Pepco Group suffers £675m Poundland hit
Despite trouble at Poundland, Pepco Group posted a record revenue of £6.2bn, up 10.2% year-on-year, driven by growth in its other divisions, including Dealz
Pepco Group has reported a £675m impairment charge on its UK subsidiary Poundland, as a result of “a significant decline in performance in FY24 and weaker outlook for profitability amid increasing competition and cost challenges”.
The charge primarily reflects the goodwill from Pepco Group in relation to the Poundland acquisition.
Overall revenue at Poundland edged up 0.2% year-on-year while EBITDA declined 21.5% to €153m (£126.6m), for the year ended 30 September 2024.
Furthermore, Poundland reported a net loss of £548m for the period, driven by the impairment charge.
Poundland’s performance was largely attributed to increased competition, rising costs and particular challenges in its clothing and general merchandise ranges after transitioning to Pepco-sourced products.
Group CEO Stephan Borchert said: “At Poundland, recent performance has been very challenging, impacted by declines in clothing and general merchandise following the transition to Pepco-sourced product ranges at the start of the year.

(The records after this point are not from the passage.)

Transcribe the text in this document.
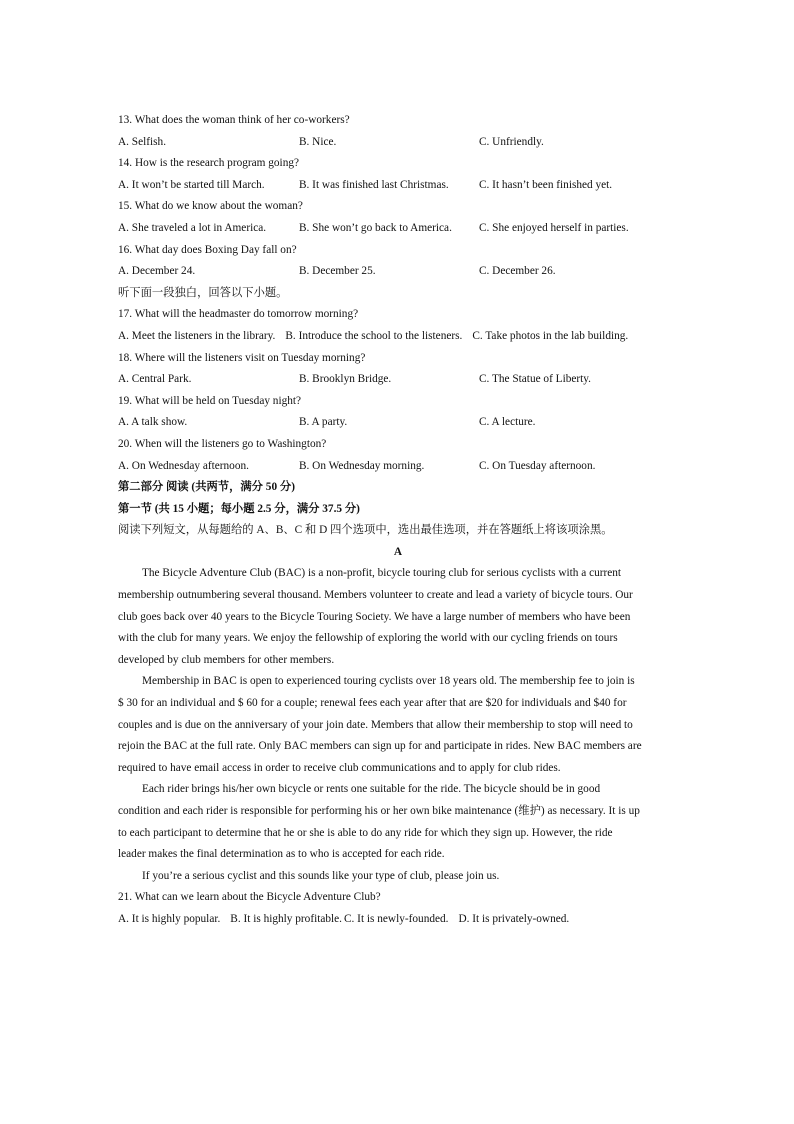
13. What does the woman think of her co-workers?
A. Selfish.	B. Nice.	C. Unfriendly.
14. How is the research program going?
A. It won’t be started till March.	B. It was finished last Christmas.	C. It hasn’t been finished yet.
15. What do we know about the woman?
A. She traveled a lot in America.	B. She won’t go back to America. C. She enjoyed herself in parties.
16. What day does Boxing Day fall on?
A. December 24.	B. December 25.	C. December 26.
听下面一段独白，回答以下小题。
17. What will the headmaster do tomorrow morning?
A. Meet the listeners in the library. B. Introduce the school to the listeners. C. Take photos in the lab building.
18. Where will the listeners visit on Tuesday morning?
A. Central Park.	B. Brooklyn Bridge.	C. The Statue of Liberty.
19. What will be held on Tuesday night?
A. A talk show.	B. A party.	C. A lecture.
20. When will the listeners go to Washington?
A. On Wednesday afternoon.	B. On Wednesday morning.	C. On Tuesday afternoon.
第二部分 阅读 (共两节，满分 50 分)
第一节 (共 15 小题；每小题 2.5 分，满分 37.5 分)
阅读下列短文，从每题给的 A、B、C 和 D 四个选项中，选出最佳选项，并在答题纸上将该项涂黑。
A
The Bicycle Adventure Club (BAC) is a non-profit, bicycle touring club for serious cyclists with a current
membership outnumbering several thousand. Members volunteer to create and lead a variety of bicycle tours. Our
club goes back over 40 years to the Bicycle Touring Society. We have a large number of members who have been
with the club for many years. We enjoy the fellowship of exploring the world with our cycling friends on tours
developed by club members for other members.
Membership in BAC is open to experienced touring cyclists over 18 years old. The membership fee to join is
$ 30 for an individual and $ 60 for a couple; renewal fees each year after that are $20 for individuals and $40 for
couples and is due on the anniversary of your join date. Members that allow their membership to stop will need to
rejoin the BAC at the full rate. Only BAC members can sign up for and participate in rides. New BAC members are
required to have email access in order to receive club communications and to apply for club rides.
Each rider brings his/her own bicycle or rents one suitable for the ride. The bicycle should be in good
condition and each rider is responsible for performing his or her own bike maintenance (维护) as necessary. It is up
to each participant to determine that he or she is able to do any ride for which they sign up. However, the ride
leader makes the final determination as to who is accepted for each ride.
If you’re a serious cyclist and this sounds like your type of club, please join us.
21. What can we learn about the Bicycle Adventure Club?
A. It is highly popular. B. It is highly profitable. C. It is newly-founded. D. It is privately-owned.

“We are taking swift action to get Poundland performance back on track, focusing on a return to Poundland’s strengths. We will also closely evaluate Poundland’s overall competitive positioning and requirements for future success as an FMCG-led format. We will provide further updates on Poundland during the first half of 2025.”
Despite trouble at Poundland, Pepco Group posted record revenues of £6.2bn, up 10.2% year-on-year, driven by growth in its other divisions, including Dealz.